Unsupervised detection of small hyperreflective features in ultrahigh resolution optical coherence tomography
This work addresses the need for automatic detection of new biomarkers in retinal diseases, which is crucial for investigating disease progression and treatment outcomes, but it is incremental as it applies existing techniques to a specific domain challenge.
The paper tackled the problem of automatically detecting small hyperreflective features in ultrahigh resolution optical coherence tomography scans, which are potential biomarkers for retinal diseases like age-related macular degeneration, by developing an unsupervised method based on local peak-detection and random walker segmentation to reliably identify these features in 3D volumes without requiring labeled datasets.

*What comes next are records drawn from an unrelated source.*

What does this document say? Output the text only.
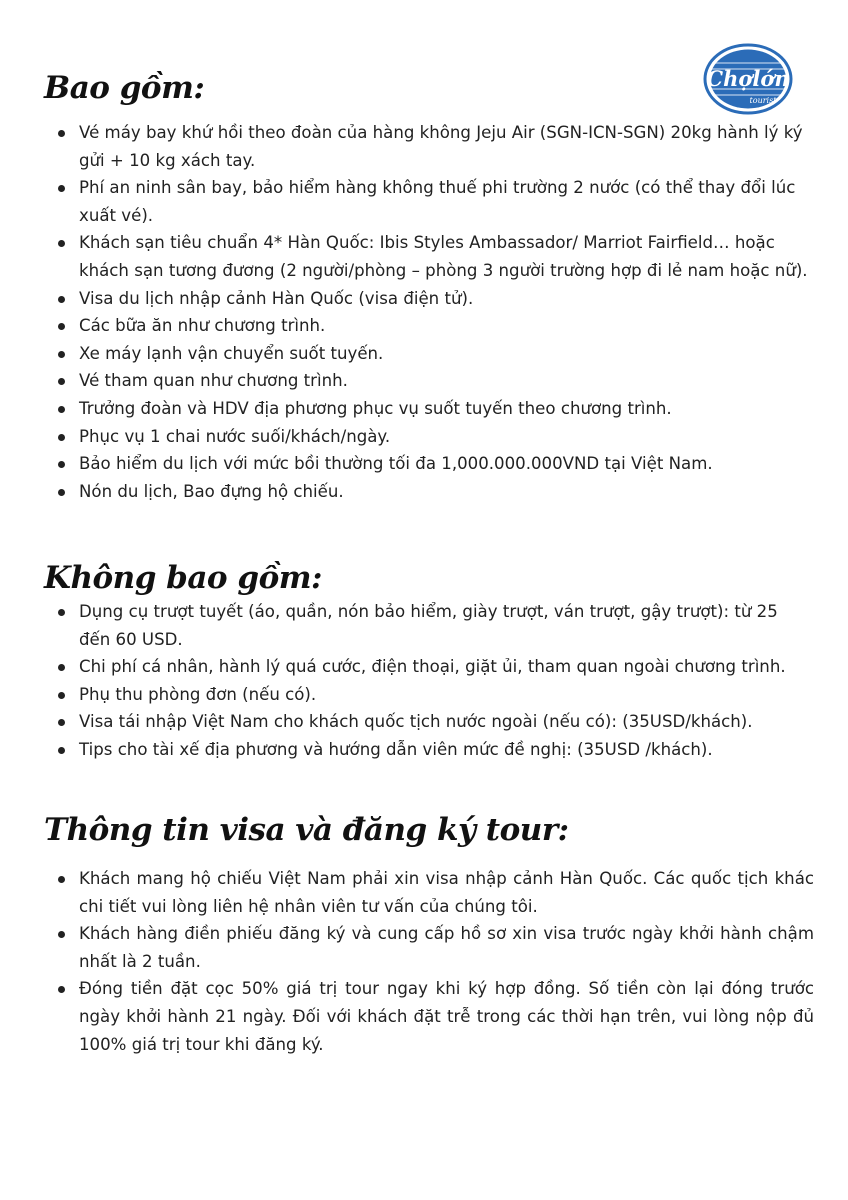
Chợlớn
tourist
Bao gồm:
Vé máy bay khứ hồi theo đoàn của hàng không Jeju Air (SGN-ICN-SGN) 20kg hành lý ký gửi + 10 kg xách tay.
Phí an ninh sân bay, bảo hiểm hàng không thuế phi trường 2 nước (có thể thay đổi lúc xuất vé).
Khách sạn tiêu chuẩn 4* Hàn Quốc: Ibis Styles Ambassador/ Marriot Fairfield… hoặc khách sạn tương đương (2 người/phòng – phòng 3 người trường hợp đi lẻ nam hoặc nữ).
Visa du lịch nhập cảnh Hàn Quốc (visa điện tử).
Các bữa ăn như chương trình.
Xe máy lạnh vận chuyển suốt tuyến.
Vé tham quan như chương trình.
Trưởng đoàn và HDV địa phương phục vụ suốt tuyến theo chương trình.
Phục vụ 1 chai nước suối/khách/ngày.
Bảo hiểm du lịch với mức bồi thường tối đa 1,000.000.000VND tại Việt Nam.
Nón du lịch, Bao đựng hộ chiếu.
Không bao gồm:
Dụng cụ trượt tuyết (áo, quần, nón bảo hiểm, giày trượt, ván trượt, gậy trượt): từ 25 đến 60 USD.
Chi phí cá nhân, hành lý quá cước, điện thoại, giặt ủi, tham quan ngoài chương trình.
Phụ thu phòng đơn (nếu có).
Visa tái nhập Việt Nam cho khách quốc tịch nước ngoài (nếu có): (35USD/khách).
Tips cho tài xế địa phương và hướng dẫn viên mức đề nghị: (35USD /khách).
Thông tin visa và đăng ký tour:
Khách mang hộ chiếu Việt Nam phải xin visa nhập cảnh Hàn Quốc. Các quốc tịch khác chi tiết vui lòng liên hệ nhân viên tư vấn của chúng tôi.
Khách hàng điền phiếu đăng ký và cung cấp hồ sơ xin visa trước ngày khởi hành chậm nhất là 2 tuần.
Đóng tiền đặt cọc 50% giá trị tour ngay khi ký hợp đồng. Số tiền còn lại đóng trước ngày khởi hành 21 ngày. Đối với khách đặt trễ trong các thời hạn trên, vui lòng nộp đủ 100% giá trị tour khi đăng ký.
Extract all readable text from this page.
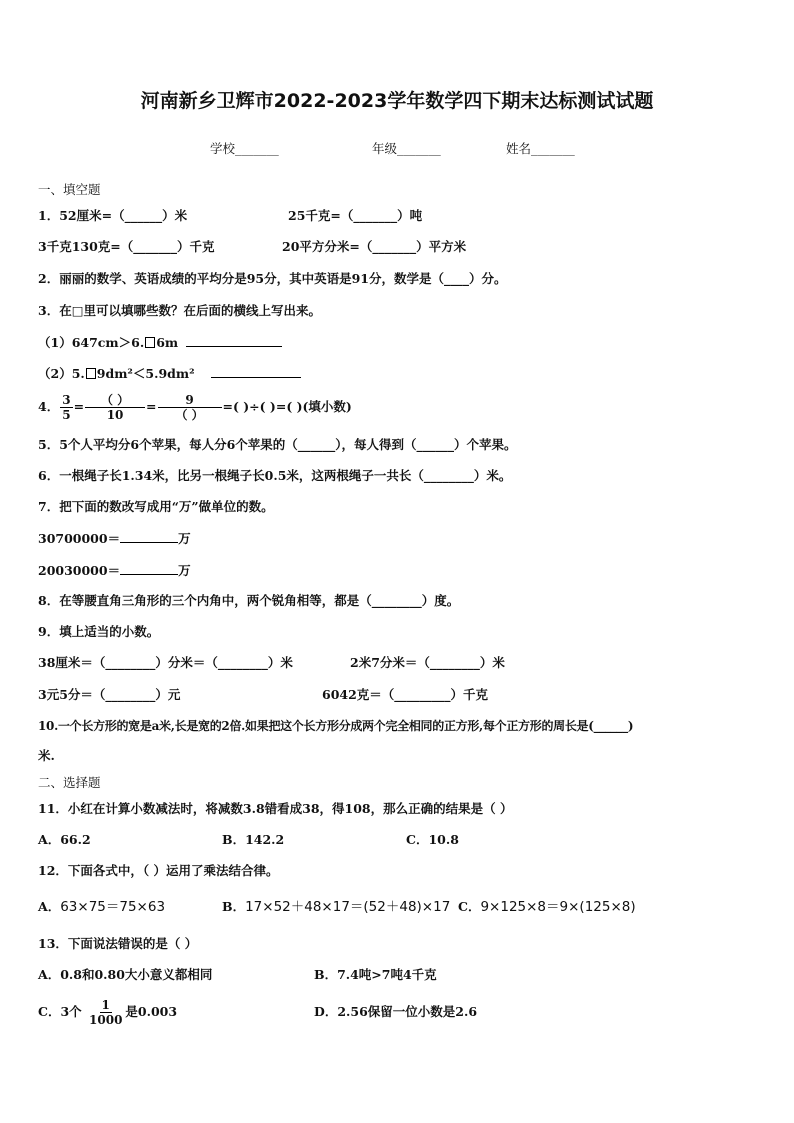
河南新乡卫辉市2022-2023学年数学四下期末达标测试试题
学校_______	年级_______	姓名_______
一、填空题
1．52厘米=（______）米	25千克=（_______）吨
3千克130克=（_______）千克	20平方分米=（_______）平方米
2．丽丽的数学、英语成绩的平均分是95分，其中英语是91分，数学是（____）分。
3．在□里可以填哪些数？在后面的横线上写出来。
（1）647cm＞6. 6m
（2）5. 9dm²＜5.9dm²
4． $\frac{3}{5} = \frac{( )}{10} = \frac{9}{( )}$ =( )÷( )=( )(填小数)
5．5个人平均分6个苹果，每人分6个苹果的（______），每人得到（______）个苹果。
6．一根绳子长1.34米，比另一根绳子长0.5米，这两根绳子一共长（________）米。
7．把下面的数改写成用“万”做单位的数。
30700000＝	万
20030000＝	万
8．在等腰直角三角形的三个内角中，两个锐角相等，都是（________）度。
9．填上适当的小数。
38厘米＝（________）分米＝（________）米	2米7分米＝（________）米
3元5分＝（________）元	6042克＝（_________）千克
10.一个长方形的宽是a米,长是宽的2倍.如果把这个长方形分成两个完全相同的正方形,每个正方形的周长是(______)
米.
二、选择题
11．小红在计算小数减法时，将减数3.8错看成38，得108，那么正确的结果是（ ）
A．66.2	B．142.2	C．10.8
12．下面各式中，（ ）运用了乘法结合律。
A．63×75＝75×63	B．17×52＋48×17＝(52＋48)×17 C．9×125×8＝9×(125×8)
13．下面说法错误的是（ ）
A．0.8和0.80大小意义都相同	B．7.4吨>7吨4千克
C．3个 $\frac{1}{1000}$ 是0.003	D．2.56保留一位小数是2.6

Recent advances in optical coherence tomography such as the development of high speed ultrahigh resolution scanners and corresponding signal processing techniques may reveal new potential biomarkers in retinal diseases. Newly visible features are, for example, small hyperreflective specks in age-related macular degeneration. Identifying these new markers is crucial to investigate potential association with disease progression and treatment outcomes. Therefore, it is necessary to reliably detect these features in 3D volumetric scans. Because manual labeling of entire volumes is infeasible a need for automatic detection arises. Labeled datasets are often not publicly available and there are usually large variations in scan protocols and scanner types. Thus, this work focuses on an unsupervised approach that is based on local peak-detection and random walker segmentation to detect small features on each B-scan of the volume.